17. Juni 2020, 11:00 Uhr

Marburg

»Klimaneutral bis 2030« weiter im Fokus

Klimaneutral bis 2030: Der Plan der Stadtverordnetenversammlung für Marburg liegt auf dem Tisch - mit mehr als 100 Maßnahmen und Gesamtkosten von rund 130 Millionen Euro.
17. Juni 2020, 11:00 Uhr
Der Klima-Aktionsplan 2030 nimmt Gestalt an. Foto: Birgit Heimrich/Stadt Marburg

Der Magistrat hat den Marburger Klima-Aktionsplan 2030 angenommen, Bau- und Umweltausschuss tagen nun darüber. Dann liegt er im Stadtparlament zur Abstimmung. Dann kann der Klimaschutz-Marathon, wie Oberbürgermeister Dr. Thomas Spies sagt, losgehen. Er ist laut Spies eine Gemeinschaftsaufgabe für die ganze Stadt: »Aus über 500 Vorschlägen, Anregungen und Hinweisen ist ein umfangreiches Paket geworden mit einer Vielzahl konkreter Maßnahmen«, berichtete er.

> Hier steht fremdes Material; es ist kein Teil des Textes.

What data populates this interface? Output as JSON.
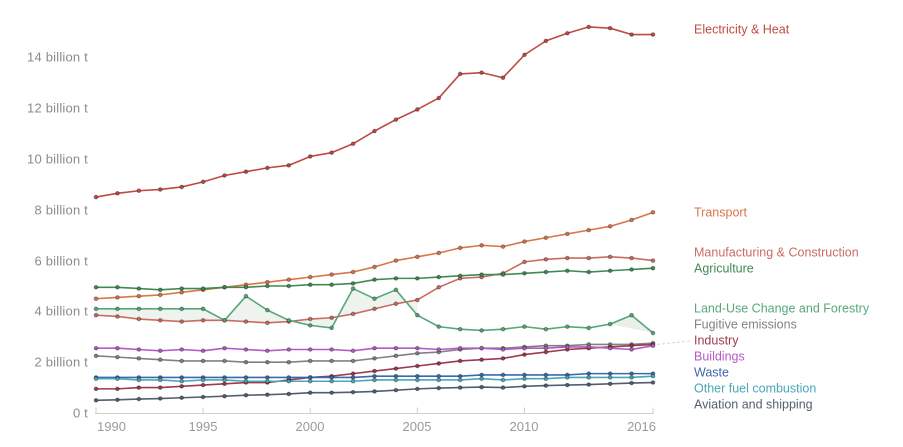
{
  "chart_data": {
    "type": "line",
    "title": "",
    "xlabel": "",
    "ylabel": "",
    "unit": "billion t",
    "grid": false,
    "legend_position": "right",
    "ylim": [
      0,
      15.6
    ],
    "x": [
      1990,
      1991,
      1992,
      1993,
      1994,
      1995,
      1996,
      1997,
      1998,
      1999,
      2000,
      2001,
      2002,
      2003,
      2004,
      2005,
      2006,
      2007,
      2008,
      2009,
      2010,
      2011,
      2012,
      2013,
      2014,
      2015,
      2016
    ],
    "x_tick_years": [
      1990,
      1995,
      2000,
      2005,
      2010,
      2016
    ],
    "x_tick_labels": [
      "1990",
      "1995",
      "2000",
      "2005",
      "2010",
      "2016"
    ],
    "y_tick_values": [
      0,
      2,
      4,
      6,
      8,
      10,
      12,
      14
    ],
    "y_tick_labels": [
      "0 t",
      "2 billion t",
      "4 billion t",
      "6 billion t",
      "8 billion t",
      "10 billion t",
      "12 billion t",
      "14 billion t"
    ],
    "series": [
      {
        "name": "Electricity & Heat",
        "color": "#bf4a44",
        "values": [
          8.5,
          8.65,
          8.75,
          8.8,
          8.9,
          9.1,
          9.35,
          9.5,
          9.65,
          9.75,
          10.1,
          10.25,
          10.6,
          11.1,
          11.55,
          11.95,
          12.4,
          13.35,
          13.4,
          13.2,
          14.1,
          14.65,
          14.95,
          15.2,
          15.15,
          14.9,
          14.9
        ]
      },
      {
        "name": "Transport",
        "color": "#d9764a",
        "values": [
          4.5,
          4.55,
          4.6,
          4.65,
          4.75,
          4.85,
          4.95,
          5.05,
          5.15,
          5.25,
          5.35,
          5.45,
          5.55,
          5.75,
          6.0,
          6.15,
          6.3,
          6.5,
          6.6,
          6.55,
          6.75,
          6.9,
          7.05,
          7.2,
          7.35,
          7.6,
          7.9
        ]
      },
      {
        "name": "Manufacturing & Construction",
        "color": "#c96d62",
        "values": [
          3.85,
          3.8,
          3.7,
          3.65,
          3.6,
          3.65,
          3.65,
          3.6,
          3.55,
          3.6,
          3.7,
          3.75,
          3.9,
          4.1,
          4.3,
          4.45,
          4.95,
          5.3,
          5.35,
          5.5,
          5.95,
          6.05,
          6.1,
          6.1,
          6.15,
          6.1,
          6.0
        ]
      },
      {
        "name": "Agriculture",
        "color": "#418a55",
        "values": [
          4.95,
          4.95,
          4.9,
          4.85,
          4.9,
          4.9,
          4.95,
          4.95,
          5.0,
          5.0,
          5.05,
          5.05,
          5.1,
          5.25,
          5.3,
          5.3,
          5.35,
          5.4,
          5.45,
          5.45,
          5.5,
          5.55,
          5.6,
          5.55,
          5.6,
          5.65,
          5.7
        ]
      },
      {
        "name": "Land-Use Change and Forestry",
        "color": "#57a77c",
        "values": [
          4.1,
          4.1,
          4.1,
          4.1,
          4.1,
          4.1,
          3.65,
          4.6,
          4.05,
          3.65,
          3.45,
          3.35,
          4.9,
          4.5,
          4.85,
          3.85,
          3.4,
          3.3,
          3.25,
          3.3,
          3.4,
          3.3,
          3.4,
          3.35,
          3.5,
          3.85,
          3.15
        ]
      },
      {
        "name": "Fugitive emissions",
        "color": "#828282",
        "values": [
          2.25,
          2.2,
          2.15,
          2.1,
          2.05,
          2.05,
          2.05,
          2.0,
          2.0,
          2.0,
          2.05,
          2.05,
          2.05,
          2.15,
          2.25,
          2.35,
          2.4,
          2.5,
          2.55,
          2.55,
          2.6,
          2.65,
          2.65,
          2.7,
          2.7,
          2.7,
          2.75
        ]
      },
      {
        "name": "Industry",
        "color": "#9c3a4e",
        "values": [
          0.95,
          0.95,
          1.0,
          1.0,
          1.05,
          1.1,
          1.15,
          1.2,
          1.2,
          1.3,
          1.4,
          1.45,
          1.55,
          1.65,
          1.75,
          1.85,
          1.95,
          2.05,
          2.1,
          2.15,
          2.3,
          2.4,
          2.5,
          2.55,
          2.6,
          2.65,
          2.7
        ]
      },
      {
        "name": "Buildings",
        "color": "#b35bc4",
        "values": [
          2.55,
          2.55,
          2.5,
          2.45,
          2.5,
          2.45,
          2.55,
          2.5,
          2.45,
          2.5,
          2.5,
          2.5,
          2.45,
          2.55,
          2.55,
          2.55,
          2.5,
          2.55,
          2.55,
          2.5,
          2.55,
          2.55,
          2.6,
          2.6,
          2.55,
          2.5,
          2.65
        ]
      },
      {
        "name": "Waste",
        "color": "#3d68ae",
        "values": [
          1.4,
          1.4,
          1.4,
          1.4,
          1.4,
          1.4,
          1.4,
          1.4,
          1.4,
          1.4,
          1.4,
          1.4,
          1.4,
          1.45,
          1.45,
          1.45,
          1.45,
          1.45,
          1.5,
          1.5,
          1.5,
          1.5,
          1.5,
          1.55,
          1.55,
          1.55,
          1.55
        ]
      },
      {
        "name": "Other fuel combustion",
        "color": "#49a8b8",
        "values": [
          1.35,
          1.35,
          1.3,
          1.3,
          1.25,
          1.3,
          1.3,
          1.25,
          1.25,
          1.25,
          1.25,
          1.25,
          1.25,
          1.3,
          1.3,
          1.3,
          1.3,
          1.3,
          1.35,
          1.3,
          1.35,
          1.35,
          1.4,
          1.4,
          1.4,
          1.4,
          1.45
        ]
      },
      {
        "name": "Aviation and shipping",
        "color": "#525f6e",
        "values": [
          0.5,
          0.52,
          0.55,
          0.57,
          0.6,
          0.63,
          0.66,
          0.7,
          0.72,
          0.75,
          0.8,
          0.8,
          0.82,
          0.85,
          0.9,
          0.95,
          0.98,
          1.0,
          1.02,
          1.0,
          1.05,
          1.08,
          1.1,
          1.12,
          1.15,
          1.18,
          1.2
        ]
      }
    ]
  },
  "colors": {
    "axis_line": "#cfcfcf",
    "axis_text": "#8b8b8b",
    "band_fill": "#8aa78a"
  }
}
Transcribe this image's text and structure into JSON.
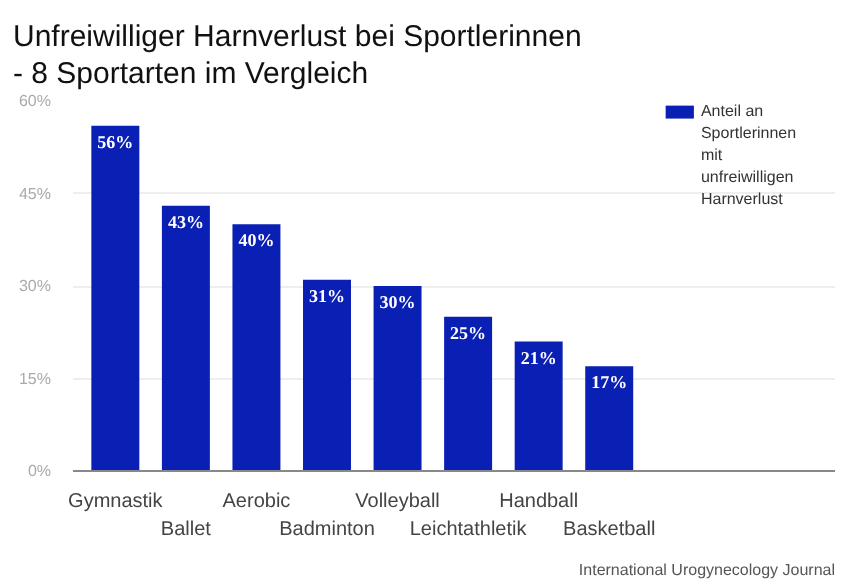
{
  "chart_data": {
    "type": "bar",
    "title": "Unfreiwilliger Harnverlust bei Sportlerinnen - 8 Sportarten im Vergleich",
    "categories": [
      "Gymnastik",
      "Ballet",
      "Aerobic",
      "Badminton",
      "Volleyball",
      "Leichtathletik",
      "Handball",
      "Basketball"
    ],
    "series": [
      {
        "name": "Anteil an Sportlerinnen mit unfreiwilligen Harnverlust",
        "color": "#0a1fb4",
        "values": [
          56,
          43,
          40,
          31,
          30,
          25,
          21,
          17
        ],
        "value_labels": [
          "56%",
          "43%",
          "40%",
          "31%",
          "30%",
          "25%",
          "21%",
          "17%"
        ]
      }
    ],
    "ylim": [
      0,
      60
    ],
    "yticks": [
      {
        "value": 0,
        "label": "0%"
      },
      {
        "value": 15,
        "label": "15%"
      },
      {
        "value": 30,
        "label": "30%"
      },
      {
        "value": 45,
        "label": "45%"
      },
      {
        "value": 60,
        "label": "60%"
      }
    ],
    "grid": "y",
    "legend": "top right",
    "annotations": [
      "International Urogynecology Journal"
    ]
  }
}
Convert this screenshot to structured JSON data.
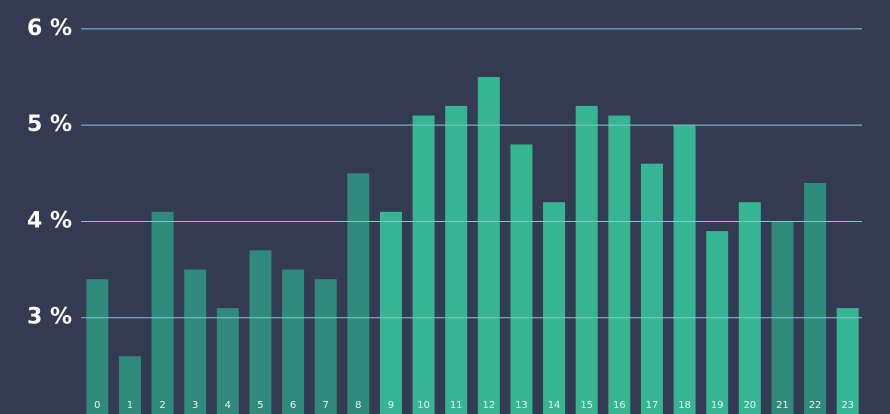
{
  "chart_data": {
    "type": "bar",
    "categories": [
      "0",
      "1",
      "2",
      "3",
      "4",
      "5",
      "6",
      "7",
      "8",
      "9",
      "10",
      "11",
      "12",
      "13",
      "14",
      "15",
      "16",
      "17",
      "18",
      "19",
      "20",
      "21",
      "22",
      "23"
    ],
    "values": [
      3.4,
      2.6,
      4.1,
      3.5,
      3.1,
      3.7,
      3.5,
      3.4,
      4.5,
      4.1,
      5.1,
      5.2,
      5.5,
      4.8,
      4.2,
      5.2,
      5.1,
      4.6,
      5.0,
      3.9,
      4.2,
      4.0,
      4.4,
      3.1
    ],
    "colors": [
      "#2f8a7b",
      "#2f8a7b",
      "#2f8a7b",
      "#2f8a7b",
      "#2f8a7b",
      "#2f8a7b",
      "#2f8a7b",
      "#2f8a7b",
      "#2f8a7b",
      "#36b592",
      "#36b592",
      "#36b592",
      "#36b592",
      "#36b592",
      "#36b592",
      "#36b592",
      "#36b592",
      "#36b592",
      "#36b592",
      "#36b592",
      "#36b592",
      "#2f8a7b",
      "#2f8a7b",
      "#36b592"
    ],
    "ylim": [
      2,
      6.3
    ],
    "yticks": [
      {
        "value": 3,
        "label": "3 %"
      },
      {
        "value": 4,
        "label": "4 %"
      },
      {
        "value": 5,
        "label": "5 %"
      },
      {
        "value": 6,
        "label": "6 %"
      }
    ],
    "grid": true
  }
}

Klimaplan in Handlungsfelder unterteilt

Monatelang haben mehrere Arbeitsgruppen an dem Plan gearbeitet. Dabei wurden die Vorschläge geprüft, gebündelt und zu Maßnahme-Paketen zusammengefasst. Der Plan ist unterteilt in vier große Handlungsfelder, ausgestattet mit jeweiligen Ober- und Unterzielen sowie konkreten Maßnahmen zur Umsetzung. Die Handlungsfelder sind überschrieben mit »Klimaneutrale, lokale Energieerzeugung«, »Klimaneutral und sozialverträglich bauen und modernisieren«, »Klimaneutrale Mobilität«, »Unterstützung für die Stadtgesellschaft« sowie »Klimaneutrale Flächennutzung«.

Die größten Potenziale, um klimaschädliche Emissionen einzusparen, lägen nach wie vor in der energetischen Sanierung von Gebäuden, im Ausbau von erneuerbaren Energien, in der Energieeffizienz und im Energiesparen sowie im klimafreundlichen Verkehr, zählten Oberbürgermeister Spies sowie Bürgermeister und Klimaschutzdezernent Wieland Stötzel auf. Ein Schwerpunkt im Klima-Aktionsplan 2030 ist daher auch weiterhin die energetische Sanierung - inklusive der Liegenschaften der Stadtverwaltung und der GeWoBau. Um das große Ziel der Klimaneutralität bis 2030 zu schaffen, müssen aber viele weitere Akteure mitziehen: jeder Einzelne vor Ort ebenso wie Bund und Land, auf deren Entscheidungen und Unterstützung für die Kommunen es genauso ankommt.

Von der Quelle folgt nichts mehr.